Telles étaient les générations nouvelles. Alors on était libre d'être ambitieux! Temps d'ivresse et de prospérité, où le soldat français, maître de tout par la victoire, s'estimait plus que le seigneur, ou même le monarque, dont il traversait les états! Il lui semblait que les rois de l'Europe ne régnaient que par la permission de son chef et de ses armes.

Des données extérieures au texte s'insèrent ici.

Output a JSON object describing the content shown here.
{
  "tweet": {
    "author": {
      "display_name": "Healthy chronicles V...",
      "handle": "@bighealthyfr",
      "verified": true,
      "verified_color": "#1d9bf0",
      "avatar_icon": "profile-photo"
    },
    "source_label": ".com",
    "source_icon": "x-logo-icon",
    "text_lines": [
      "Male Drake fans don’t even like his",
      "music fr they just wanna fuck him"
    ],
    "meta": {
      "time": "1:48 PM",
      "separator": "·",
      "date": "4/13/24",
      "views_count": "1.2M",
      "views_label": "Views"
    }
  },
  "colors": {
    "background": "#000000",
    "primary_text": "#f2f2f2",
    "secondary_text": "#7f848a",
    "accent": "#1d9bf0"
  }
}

Ainsi, l'habitude entraînait les uns, l'ennui des cantonnemens les autres; la plupart la nouveauté et sur-tout la passion de la gloire, tous l'émulation; enfin la confiance dans un chef toujours heureux, et l'espoir d'une prompte victoire, qui terminerait tout d'un coup la guerre, et nous rendrait à nos foyers; car, pour l'armée entière de Napoléon, comme pour quelques volontaires de la cour de Louis XIV, une guerre n'était souvent qu'une bataille ou qu'un brillant et court voyage.

Aujourd'hui on allait atteindre aux confins de l'Europe, où jamais armée européenne n'avait été! on allait poser les colonnes d'Hercule! la grandeur de l'entreprise, l'agitation de toute l'Europe qui y coopérait, l'appareil imposant d'une armée de quatre cent mille fantassins et de quatre-vingt mille cavaliers, tant de bruits de guerre, de sons belliqueux, exaltaient jusqu'aux vétérans! Les plus froids ne pouvaient échapper à ce mouvement général, à cet entraînement universel.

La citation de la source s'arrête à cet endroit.